Conflict is unusual in the Gulf, which has traded on its reputation for stability to become the Middle East’s commercial and diplomatic hub.

‘Significant damage’

The unprecedented barrage targeted Qatar’s Al Udeid base, the region’s biggest US military base, as well as Riyadh and eastern Saudi Arabia.

The UAE, Qatar and Kuwait all announced that their airspace was closed.

An AFP journalist in Qatar saw one missile destroyed in a puff of white smoke, while another in Dubai saw a volley of Patriot interceptors taking off.

Iran fired missiles at Al Udeid last June after US strikes targeted Iranian nuclear facilities during a brief war with Israel.

The escalation also saw Saudi Crown Prince Mohammed bin Salman and UAE President Mohamed bin Zayed speak for the first time since a public row in late December.

The Saudi de facto ruler called the Emirati president and the pair discussed Iran’s retaliatory strikes on the Gulf and expressed solidarity and sympathy.

In Kuwait, an Iranian missile attack caused “significant damage” to the runway at an air base hosting Italian air force personnel, Italian Foreign Minister Antonio Tajani was quoted by the ANSA news agency as saying.

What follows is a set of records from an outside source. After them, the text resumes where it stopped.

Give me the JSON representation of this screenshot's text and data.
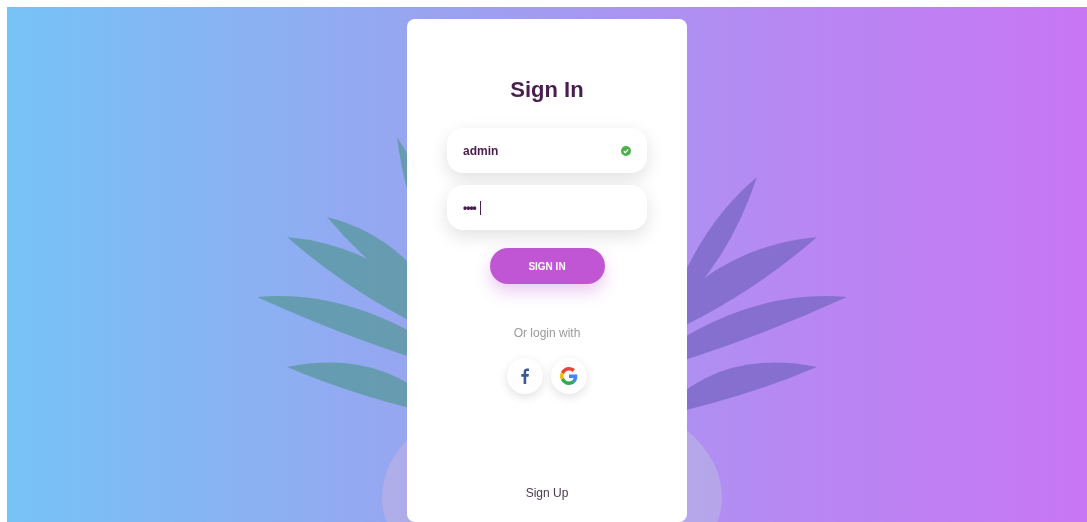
{
  "title": "Sign In",
  "fields": [
    {
      "kind": "text",
      "value": "admin",
      "valid": true
    },
    {
      "kind": "password",
      "value": "••••",
      "valid": false
    }
  ],
  "submit": {
    "label": "SIGN IN"
  },
  "social": {
    "caption": "Or login with",
    "buttons": [
      {
        "kind": "facebook"
      },
      {
        "kind": "google"
      }
    ]
  },
  "signup": {
    "label": "Sign Up"
  }
}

Late on Saturday, Kuwaiti officials said a drone targeted a naval base there with air defense forces intercepting the projectile, according to a post by the defense ministry on X.

For many residents in the Gulf, which has drawn a cosmopolitan, largely expat population, the reaction was one of shock.

“I heard the explosions, I don’t know what I felt,” a Lebanese woman living in Riyadh told AFP.

“We came to the Gulf because it’s known to be safer than Lebanon. Now I don’t know what to do or how to think really.”